It shouldn’t take a natural disaster, like the one of such infathomable death and destruction across a wide swath of Asia and Africa earlier this week, to make us realize that life is pretty good here in our little neck of the woods.
Sure, there was plenty to gripe about in 2004—higher taxes, user fees, and sewer/water rates, “bag tags,” the continued closure of the U.S. border to most Canadian cattle, and a summer that didn’t arrive until October.
Then there was the heated debate over how Rainycrest should tackle its deficit woes—whether to go with a private company like Extendicare or set up a partnership with Riverside Health Care Facilities, Inc.

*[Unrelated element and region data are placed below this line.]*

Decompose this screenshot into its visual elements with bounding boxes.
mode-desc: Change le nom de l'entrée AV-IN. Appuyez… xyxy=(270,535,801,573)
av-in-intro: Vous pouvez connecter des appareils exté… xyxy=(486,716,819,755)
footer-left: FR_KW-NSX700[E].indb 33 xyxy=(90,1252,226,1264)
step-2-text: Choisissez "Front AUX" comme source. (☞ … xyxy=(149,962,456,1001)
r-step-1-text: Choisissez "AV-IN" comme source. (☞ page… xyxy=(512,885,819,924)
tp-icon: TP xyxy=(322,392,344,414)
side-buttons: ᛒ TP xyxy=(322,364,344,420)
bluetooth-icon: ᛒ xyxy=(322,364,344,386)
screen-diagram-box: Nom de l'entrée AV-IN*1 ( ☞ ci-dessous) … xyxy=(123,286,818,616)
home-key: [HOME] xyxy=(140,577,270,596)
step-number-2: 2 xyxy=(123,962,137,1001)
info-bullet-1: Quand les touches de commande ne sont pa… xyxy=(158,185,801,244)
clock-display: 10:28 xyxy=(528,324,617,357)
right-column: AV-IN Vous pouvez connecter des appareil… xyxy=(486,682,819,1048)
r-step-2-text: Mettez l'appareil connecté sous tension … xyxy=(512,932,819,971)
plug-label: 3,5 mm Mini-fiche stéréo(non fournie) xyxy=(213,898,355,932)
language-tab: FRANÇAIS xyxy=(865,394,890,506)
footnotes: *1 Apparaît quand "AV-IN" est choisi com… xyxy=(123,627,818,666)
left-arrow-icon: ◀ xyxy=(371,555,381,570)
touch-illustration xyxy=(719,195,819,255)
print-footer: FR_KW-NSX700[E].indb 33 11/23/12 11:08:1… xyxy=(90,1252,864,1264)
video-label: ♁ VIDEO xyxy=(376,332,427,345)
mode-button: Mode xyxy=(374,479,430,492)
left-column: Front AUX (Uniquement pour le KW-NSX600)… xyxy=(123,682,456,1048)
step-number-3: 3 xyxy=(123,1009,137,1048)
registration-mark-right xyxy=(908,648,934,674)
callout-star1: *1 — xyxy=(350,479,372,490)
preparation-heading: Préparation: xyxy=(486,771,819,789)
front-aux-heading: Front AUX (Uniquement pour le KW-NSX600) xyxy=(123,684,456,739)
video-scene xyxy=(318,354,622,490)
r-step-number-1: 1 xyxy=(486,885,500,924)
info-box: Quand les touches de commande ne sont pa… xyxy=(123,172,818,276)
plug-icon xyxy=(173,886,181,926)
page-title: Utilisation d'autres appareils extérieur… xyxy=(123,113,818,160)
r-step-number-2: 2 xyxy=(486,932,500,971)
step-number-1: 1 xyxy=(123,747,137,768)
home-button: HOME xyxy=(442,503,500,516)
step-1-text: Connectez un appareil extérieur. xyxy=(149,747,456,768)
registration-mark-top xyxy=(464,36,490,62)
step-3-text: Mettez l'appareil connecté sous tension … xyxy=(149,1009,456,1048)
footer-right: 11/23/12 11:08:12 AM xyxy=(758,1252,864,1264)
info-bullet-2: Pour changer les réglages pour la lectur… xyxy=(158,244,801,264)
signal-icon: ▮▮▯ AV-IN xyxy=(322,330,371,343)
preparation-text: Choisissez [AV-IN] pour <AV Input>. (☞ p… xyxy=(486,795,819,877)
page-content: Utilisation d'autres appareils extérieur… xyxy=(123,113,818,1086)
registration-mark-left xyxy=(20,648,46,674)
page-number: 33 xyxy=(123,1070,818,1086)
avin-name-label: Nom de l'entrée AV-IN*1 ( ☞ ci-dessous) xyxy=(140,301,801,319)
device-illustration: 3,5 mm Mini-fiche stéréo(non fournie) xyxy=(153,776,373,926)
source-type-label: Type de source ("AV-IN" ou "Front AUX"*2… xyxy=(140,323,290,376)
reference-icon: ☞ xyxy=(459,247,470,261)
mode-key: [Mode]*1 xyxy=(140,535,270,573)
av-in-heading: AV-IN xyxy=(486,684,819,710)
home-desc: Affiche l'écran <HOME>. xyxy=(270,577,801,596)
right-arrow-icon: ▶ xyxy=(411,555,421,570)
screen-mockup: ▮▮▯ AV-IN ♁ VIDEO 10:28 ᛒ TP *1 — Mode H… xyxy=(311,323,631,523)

We lost St. Andrew’s Presbyterian Church, which closed its doors in September after 120 years in the community. And we lost three neighbourhood schools (Alexander MacKenzie, Sixth Street, and Alberton Central), although the renovated J.W. Walker School opened to rave reviews this past fall—and should mean even better educational opportunities for our students.
There were many positive stories, too. For instance, construction is well underway on the $12.5-million Phase IV renovations at La Verendrye Hospital here, with the sterilization unit the first to open just this past month.
In business, we saw the opening of Wal-Mart in January, and the new Canadian Tire/Mark’s Work Wearhouse in October—offering local consumers new choices, though also presenting a challenge to downtown merchants.
The local mill, now owned by Abitibi-Consolidated, celebrated its 90th anniversary in Fort Frances in May. Also on the labour front, two of its unions (CEP Local #92 and #306) inked a new five-year contract in July, with two other unions (IBEW #1744 and IAM #771) soon to vote on a proposed deal.
Thanks to an outcry from parents and others, the Northwest Catholic District School Board saved its French Immersion program for at least another year.
And we cheered when one-year-old Alicia Delbridge survived a life-threatening heart ailment in Calgary in August, and when Carolyn Stamarski underwent a successful liver transplant in London, Ont. in October. And then there was the pilot who survived when his floatplane clipped a wire and crashed into Prospect Bay the week before Thanksgiving.
In the district, La Vallee Township and the Town of Rainy River both held widely successful centennial celebrations in 2004, while Rainy River First Nations took a step closer to settling its longstanding land claim.
It also was a year of some firsts, including the election of Liberal candidate Ken Boshcoff in June for the newly-created seat of Thunder Bay-Rainy River. The first nurses’ graduation was held here in May, with 19 receiving their diplomas from Northern College in Timmins through Contact North.
As we pause one last time to reflect on 2004, we realize no one can predict what events will unfold in a year. What we can control, though, is how we deal with what comes our way—fueled, fortunately, by our innate, unflagging optimism about the promise of the future.